Posted by: P Val on May 15 2013 2:27 PM
Why I am opposed to rail shipping of crude..

1. CN record of derailment is poor
2. Rail lines follow rivers..
3. When (not if) a derailment happens it will be numerous cars involved spilling huge amounts of crude
4. Trains burn deisel.. a known carcinogen.. so more cancer causing agents polluting our air
5. the rail system goes through mountains.. cleanup response would be very long and slow due to areas contaminated
6. The added amount of wildlife (moose, deer) killed by the added trains
—————————————

Almost sounds like you are talking about pipelines and Enbridge.
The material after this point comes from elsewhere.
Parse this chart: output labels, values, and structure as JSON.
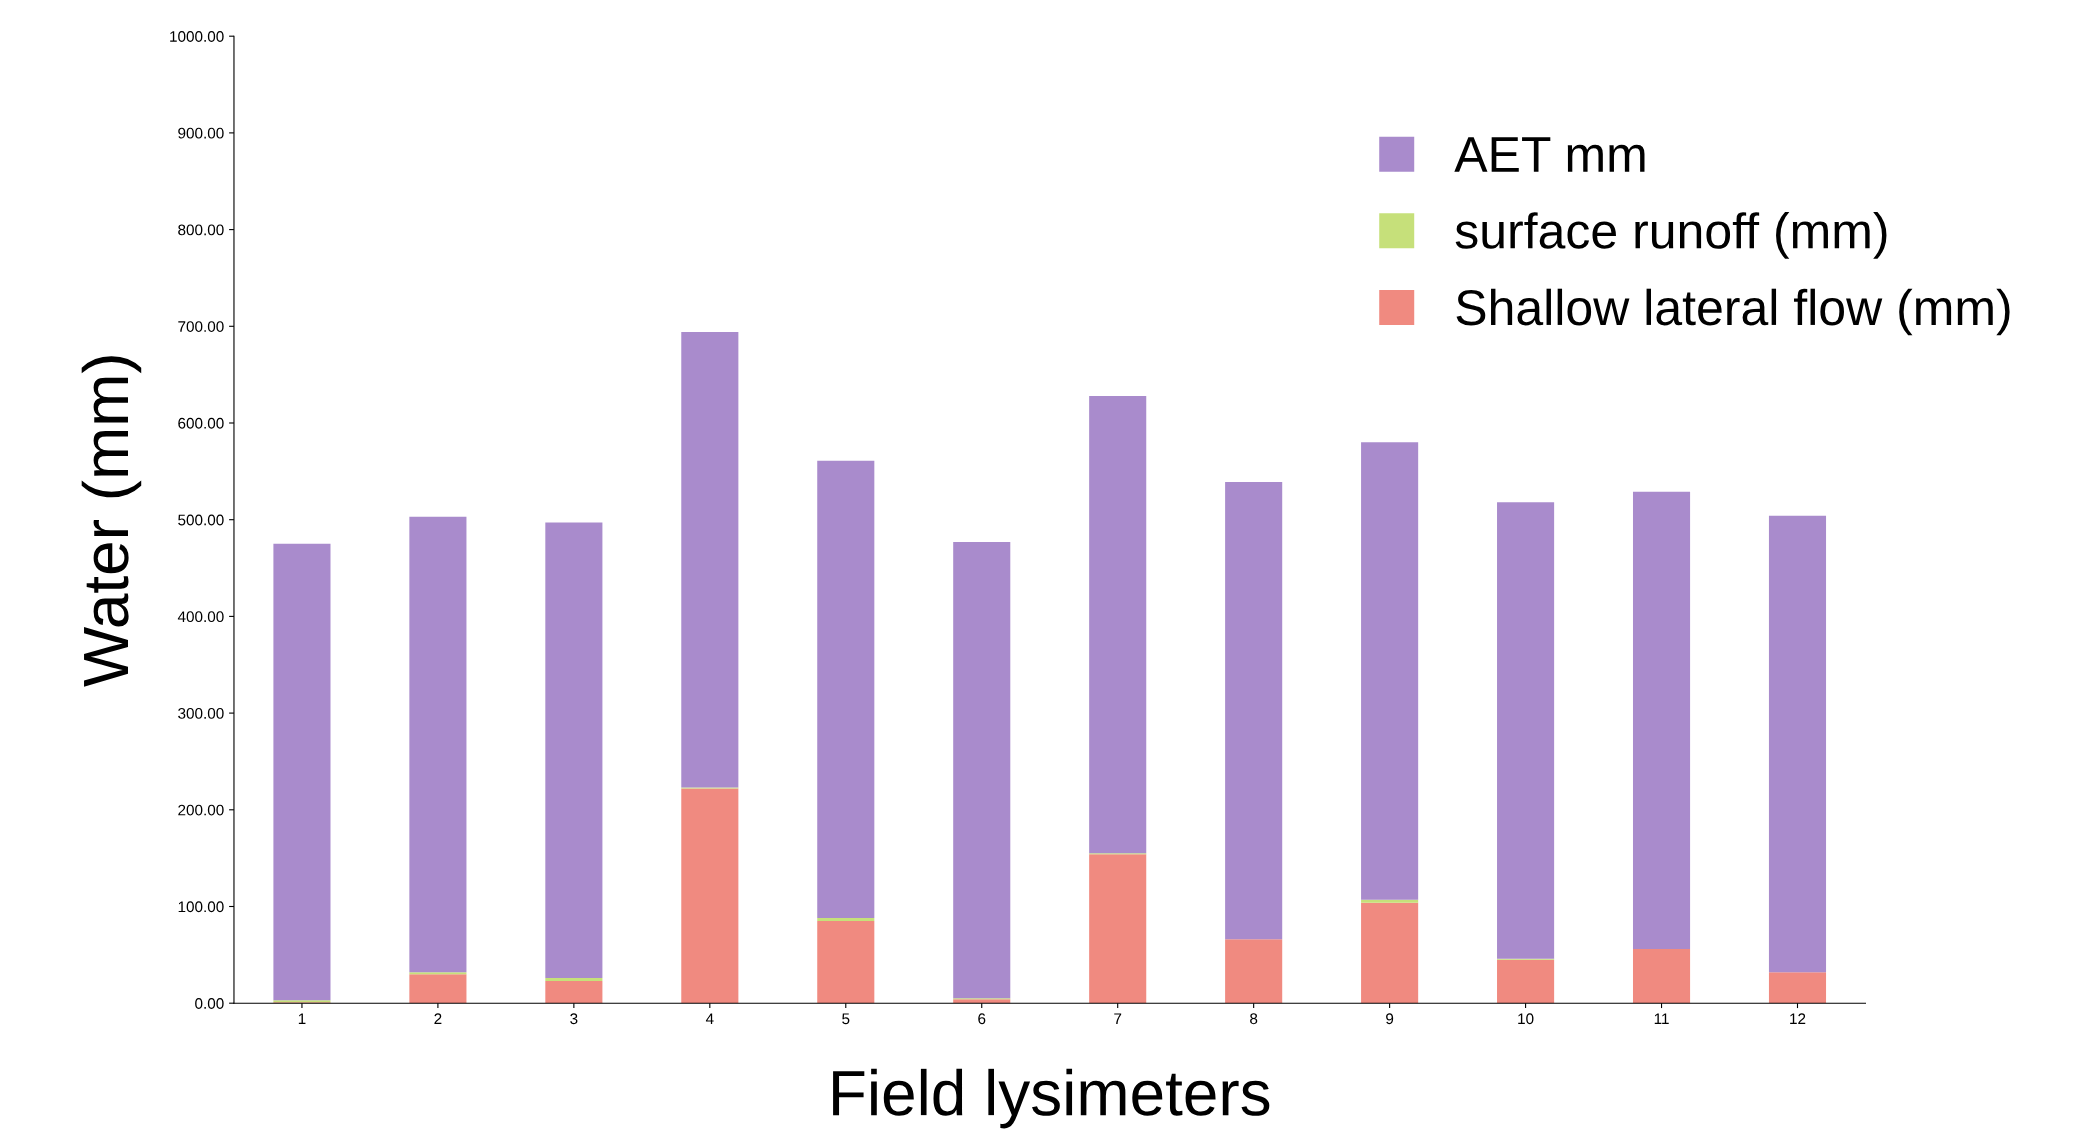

I agree with Mojo, it does not matter how it is transported to the coast, it will still mean oil tanker traffic off our pristine BC coastline, not worth the risk!

Rather, build refineries in Alberta, then ship a refined product by pipeline, with a finished product gas / diesel distribution terminal in Prince George to supply cheap gas and diesel to the rest of Northern BC by tanker truck!

It would be nice to have lower Alberta gas prices up here, that would reduce transportation costs for a lot of goods and service because of lower diesel and gas prices.

@ BCRacer

BC Rail may have been under provincial jurisdiction when you worked there, but CP and CN are not. Both railways can ship whatever they want regardless of who is in power in Victoria.